Si la référence à des mondes peut comporter une part fictionnelle, cette notion ouvre d'infinies possibilités de concepts et de théories et l'empreinte du mot peut renvoyer aujourd'hui à l'accélération de certaines fragmentations de la société. Le titre de l'exposition détourne celui du recueil de textes philosophiques publié en 1977 par l'historien d'art Nelson Goodman et intitulé Manières de faire des mondes. L'auteur affirme notamment ne pas soutenir l'existence d'une pluralité de mondes, ni même d'un seul. Selon lui, fiction et non-fiction agissent d'une manière similaire sur les mondes réels. Dans la théorie platonicienne, la fiction est très éloignée de la vérité et ne possède aucune existence propre. Elle appartient au monde des simulacres. Cependant, pour Goodman, les mondes de fiction sont des mondes possibles, compris à l'intérieur du monde réel. Dans le chapitre des “mondes en conflits”, l'auteur interroge les vérités associées à cette pluralité de mondes. À travers certains modes de référence, une oeuvre participe à la construction d'un monde et comprendre ces mondes, même énigmatiques, c'est déjà préparer ceux à venir. Partir de ce titre est une façon d'interroger l'engagement, l'empreinte mais aussi la responsabilité des créateurs·rices dans la redéfinition en cours de nos modes de vies et de nos fonctionnements.

Ce projet d'exposition célèbre la capacité des participant·e·s à réconcilier le réel et la fiction et à tracer de nouvelles perspectives. Désignant habituellement le fait de croiser des variétés d'espèces pour arriver à de nouvelles catégories, le terme hybrider induit ici de nouvelles vérités, de nouvelles ontologies et donc, de nouveaux mondes. L'hybridation n'est pas un objet, mais une action qui transforme et modifie notre rapport à notre environnement. Si ce mot employé en art fait souvent référence à l'usage des nouvelles technologies, il semble ici relever plus d'une attitude qui consiste à croiser les formes de pratiques, de fonctions et de statuts à la fois des objets et des savoirs.

L'exercice de l'exposition de groupe et de présentation des diplomé·e·s réunit une large diversité de points de vue, de disciplines, de sensibilités et de préoccupations. Tout en prenant garde à ne pas relier cette diversité créative aux moyens de quelques généralités, il est remarquable que nombreux soient les travaux et les démarches qui placent le processus au cœur même de ces pratiques. Au lieu de s'enfermer dans des disciplines et des catégories, les diplômé·e·s croisent sans cesse les apprentissages et s'emparent des processus et des outils tant techniques qu'intellectuels. Cette résilience et cette détermination mises à l'épreuve et souvent renforcées par la crise sanitaire, semblent leur garantir une flexibilité et une capacité à répondre à des situations qui leur ouvriront de nombreux horizons. Une forme de désintéressement pour l'objet fini qui s'accompagne d'une dé-fétichisation de l'oeuvre semble ainsi se renforcer, pour laisser place aux méthodes, à l'inventivité et à la curiosité. Ce changement de paradigme est peut-être à mettre en relation avec le rejet croissant d'un monde saturé d'objets et d'une conscience écologique et sociale accrue. L'éphémère, la trace, l'histoire personnelle et collective, le processus et le temps constituent ainsi le socle de nombreuses réflexions artistiques.

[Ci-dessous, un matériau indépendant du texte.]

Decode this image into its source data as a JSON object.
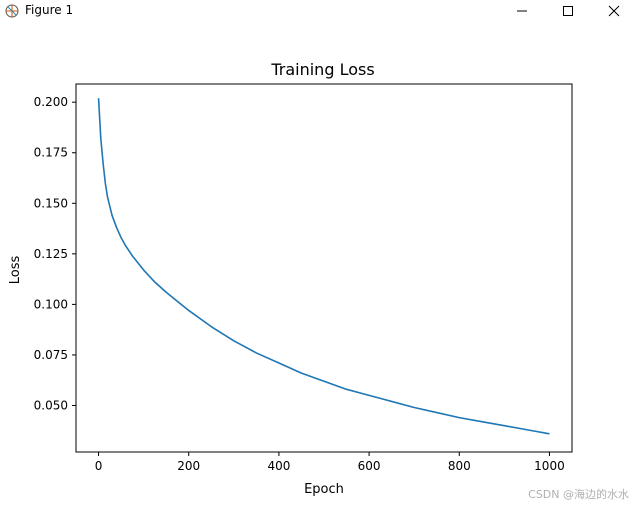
{
  "window": {
    "title": "Figure 1",
    "controls": [
      "minimize-icon",
      "maximize-icon",
      "close-icon"
    ]
  },
  "watermark": "CSDN @海边的水水",
  "colors": {
    "line": "#1f77b4",
    "axes": "#000000",
    "background": "#ffffff"
  },
  "chart_data": {
    "type": "line",
    "title": "Training Loss",
    "xlabel": "Epoch",
    "ylabel": "Loss",
    "xlim": [
      -50,
      1050
    ],
    "ylim": [
      0.027,
      0.209
    ],
    "x_ticks": [
      0,
      200,
      400,
      600,
      800,
      1000
    ],
    "y_ticks": [
      0.05,
      0.075,
      0.1,
      0.125,
      0.15,
      0.175,
      0.2
    ],
    "x_tick_labels": [
      "0",
      "200",
      "400",
      "600",
      "800",
      "1000"
    ],
    "y_tick_labels": [
      "0.050",
      "0.075",
      "0.100",
      "0.125",
      "0.150",
      "0.175",
      "0.200"
    ],
    "grid": false,
    "series": [
      {
        "x": [
          0,
          5,
          10,
          15,
          20,
          30,
          40,
          50,
          60,
          75,
          100,
          125,
          150,
          200,
          250,
          300,
          350,
          400,
          450,
          500,
          550,
          600,
          650,
          700,
          750,
          800,
          850,
          900,
          950,
          1000
        ],
        "values": [
          0.202,
          0.182,
          0.17,
          0.16,
          0.153,
          0.144,
          0.138,
          0.133,
          0.129,
          0.124,
          0.117,
          0.111,
          0.106,
          0.097,
          0.089,
          0.082,
          0.076,
          0.071,
          0.066,
          0.062,
          0.058,
          0.055,
          0.052,
          0.049,
          0.0465,
          0.044,
          0.042,
          0.04,
          0.038,
          0.036
        ]
      }
    ]
  }
}
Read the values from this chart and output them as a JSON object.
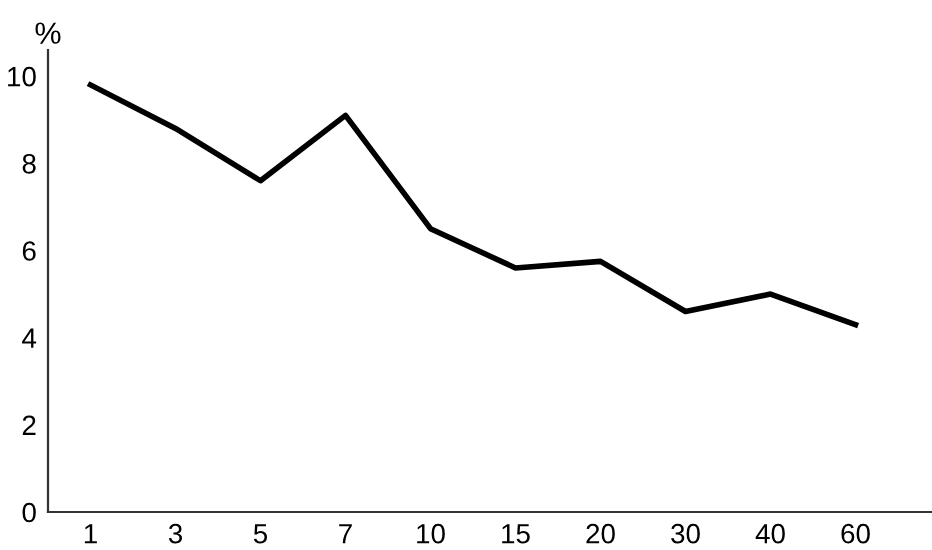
{
  "chart_data": {
    "type": "line",
    "ylabel": "%",
    "categories": [
      "1",
      "3",
      "5",
      "7",
      "10",
      "15",
      "20",
      "30",
      "40",
      "60"
    ],
    "series": [
      {
        "color": "#000000",
        "values": [
          9.8,
          8.8,
          7.6,
          9.1,
          6.5,
          5.6,
          5.75,
          4.6,
          5.0,
          4.3
        ]
      }
    ],
    "ylim": [
      0,
      10.6
    ],
    "yticks": [
      0,
      2,
      4,
      6,
      8,
      10
    ],
    "grid": false,
    "legend": false,
    "marker": "none",
    "line_style": "solid"
  }
}
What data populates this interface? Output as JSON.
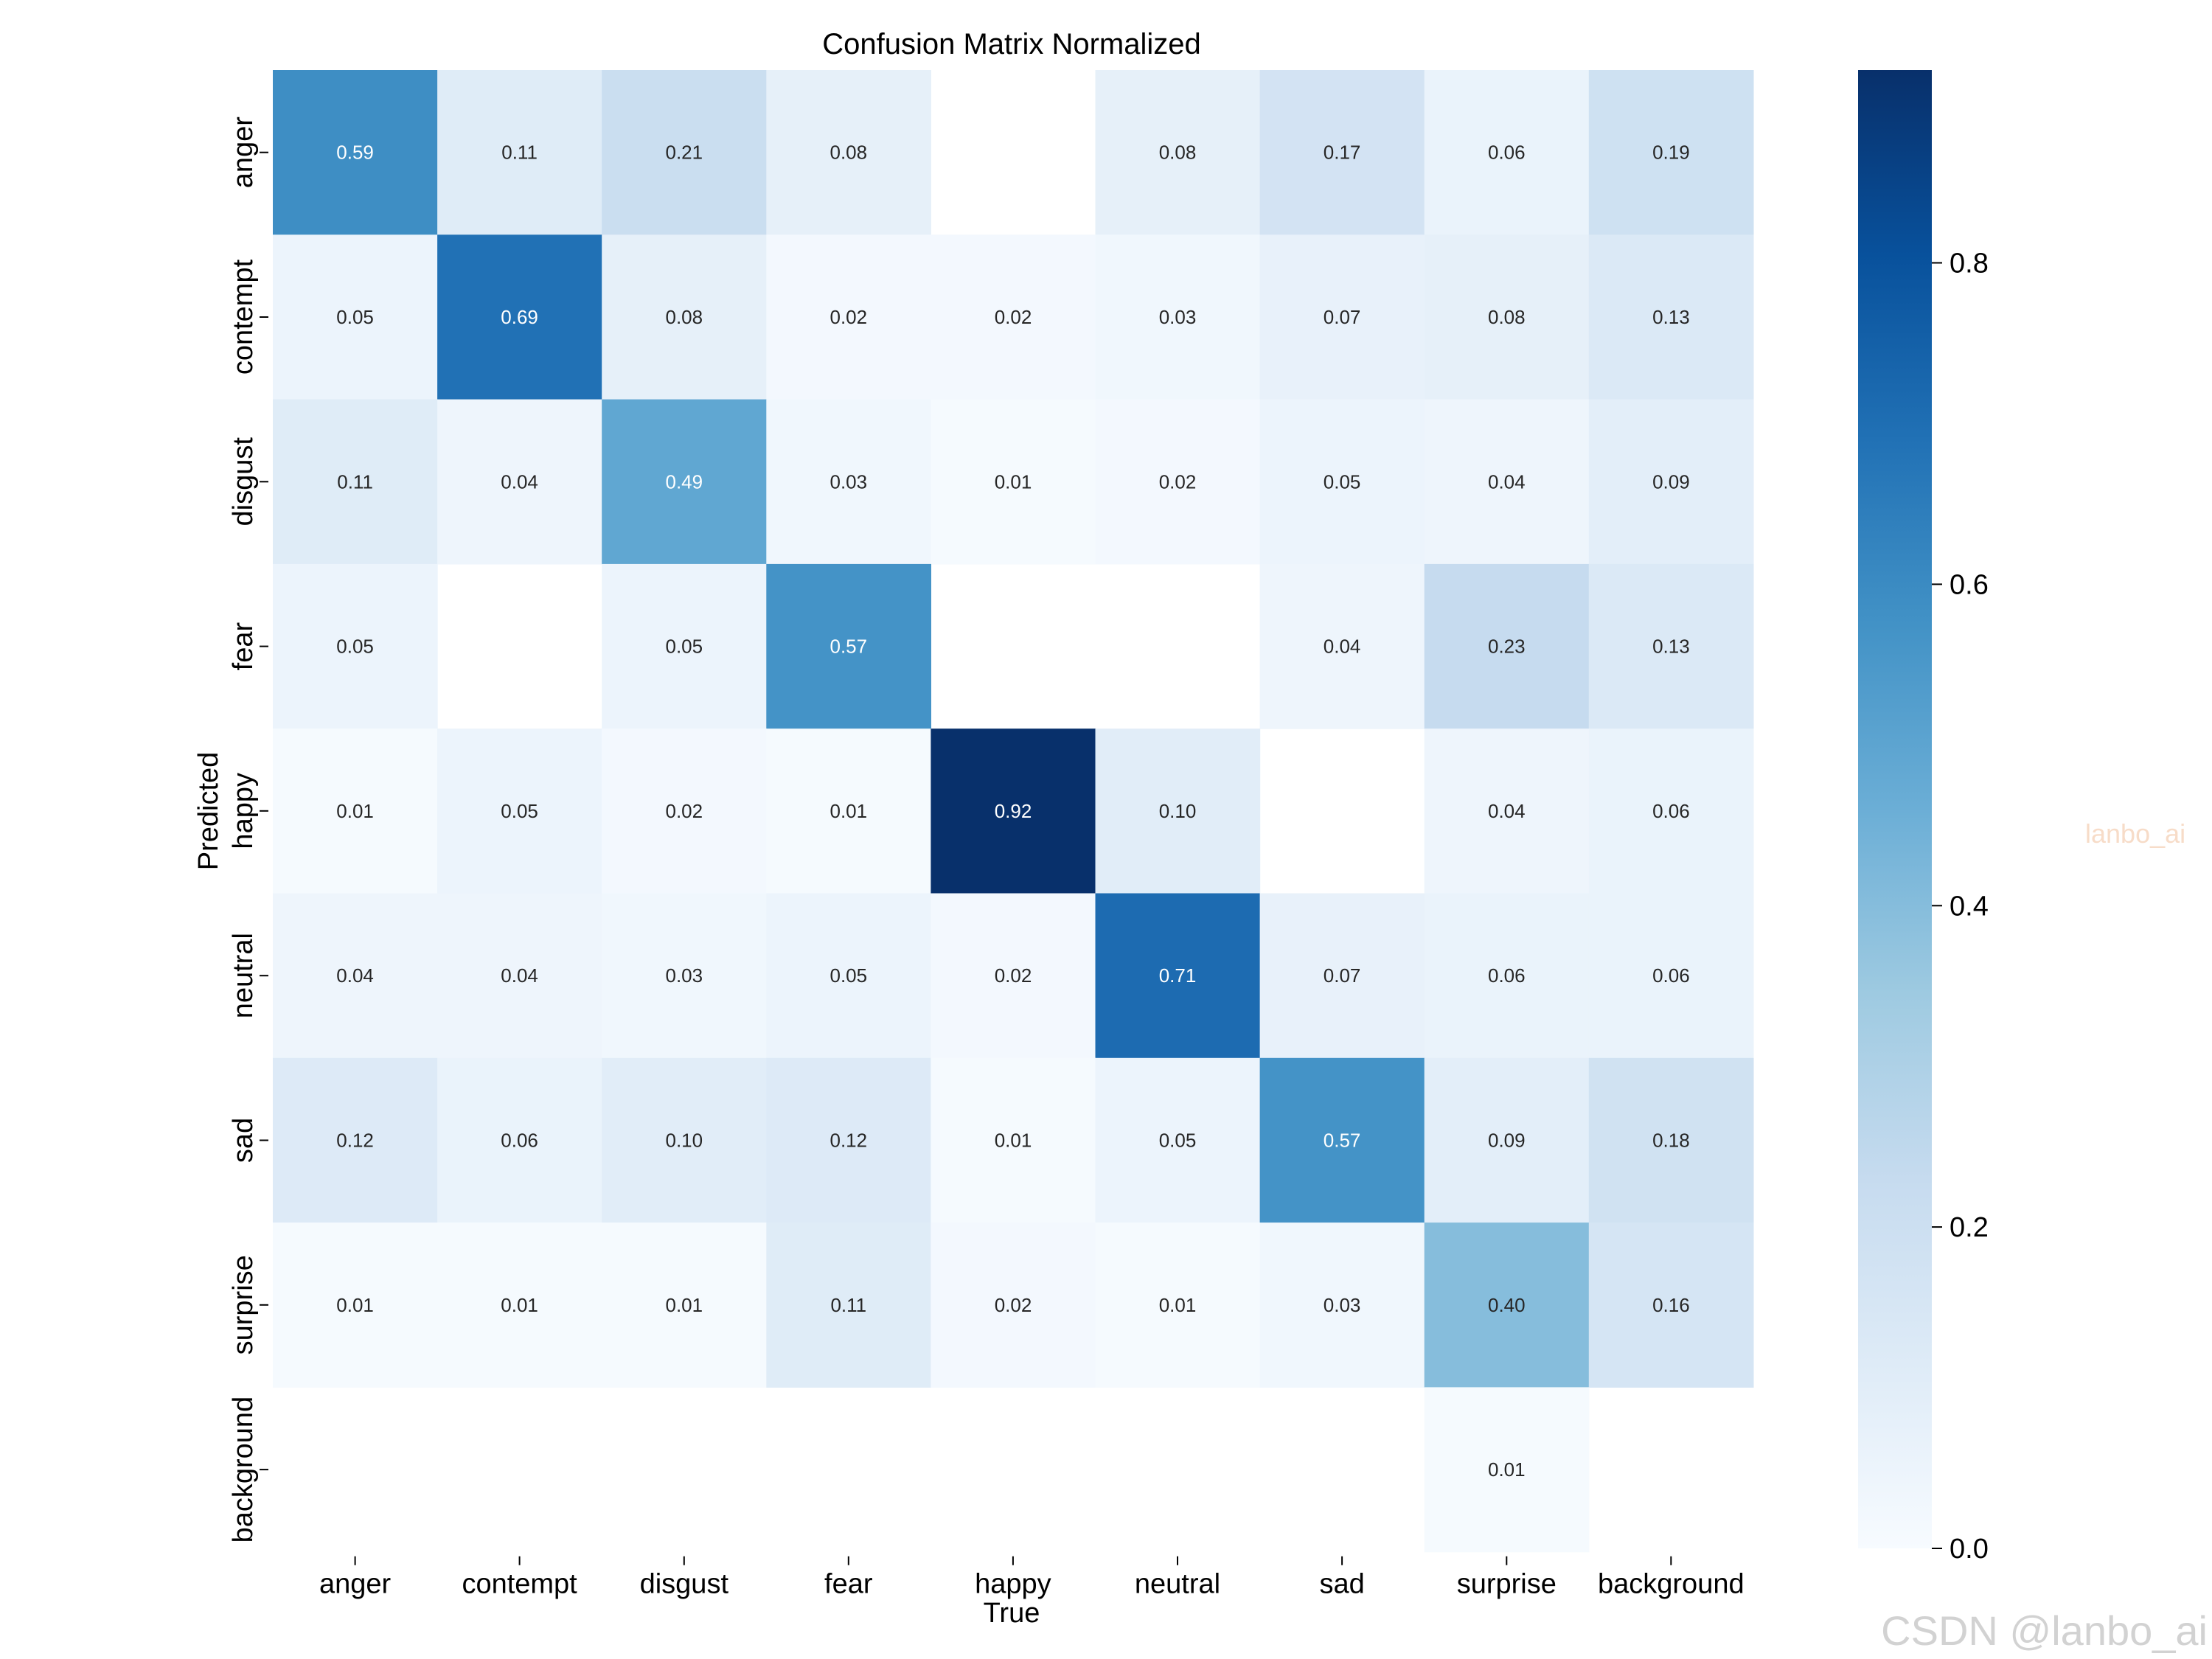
{
  "chart_data": {
    "type": "heatmap",
    "title": "Confusion Matrix Normalized",
    "xlabel": "True",
    "ylabel": "Predicted",
    "x_categories": [
      "anger",
      "contempt",
      "disgust",
      "fear",
      "happy",
      "neutral",
      "sad",
      "surprise",
      "background"
    ],
    "y_categories": [
      "anger",
      "contempt",
      "disgust",
      "fear",
      "happy",
      "neutral",
      "sad",
      "surprise",
      "background"
    ],
    "values": [
      [
        0.59,
        0.11,
        0.21,
        0.08,
        null,
        0.08,
        0.17,
        0.06,
        0.19
      ],
      [
        0.05,
        0.69,
        0.08,
        0.02,
        0.02,
        0.03,
        0.07,
        0.08,
        0.13
      ],
      [
        0.11,
        0.04,
        0.49,
        0.03,
        0.01,
        0.02,
        0.05,
        0.04,
        0.09
      ],
      [
        0.05,
        null,
        0.05,
        0.57,
        null,
        null,
        0.04,
        0.23,
        0.13
      ],
      [
        0.01,
        0.05,
        0.02,
        0.01,
        0.92,
        0.1,
        null,
        0.04,
        0.06
      ],
      [
        0.04,
        0.04,
        0.03,
        0.05,
        0.02,
        0.71,
        0.07,
        0.06,
        0.06
      ],
      [
        0.12,
        0.06,
        0.1,
        0.12,
        0.01,
        0.05,
        0.57,
        0.09,
        0.18
      ],
      [
        0.01,
        0.01,
        0.01,
        0.11,
        0.02,
        0.01,
        0.03,
        0.4,
        0.16
      ],
      [
        null,
        null,
        null,
        null,
        null,
        null,
        null,
        0.01,
        null
      ]
    ],
    "colorbar": {
      "colormap": "Blues",
      "vmin": 0.0,
      "vmax": 0.92,
      "ticks": [
        0.0,
        0.2,
        0.4,
        0.6,
        0.8
      ],
      "tick_labels": [
        "0.0",
        "0.2",
        "0.4",
        "0.6",
        "0.8"
      ]
    }
  },
  "watermarks": {
    "side": "lanbo_ai",
    "bottom": "CSDN @lanbo_ai"
  }
}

Que ce soit par la mutation, la réhabilitation des lieux, la transformation des matériaux ou le détournement des procédés, cette exposition célèbre la tendance qu'ont ces jeunes artistes, designers et architectes à décloisonner les mondes et les univers et les encourage à poursuivre cette porosité qu'ils·elles semblent avoir fait, intuitivement ou non, une philosophie, au point d'enrichir le mot hybridation de sens nouveaux.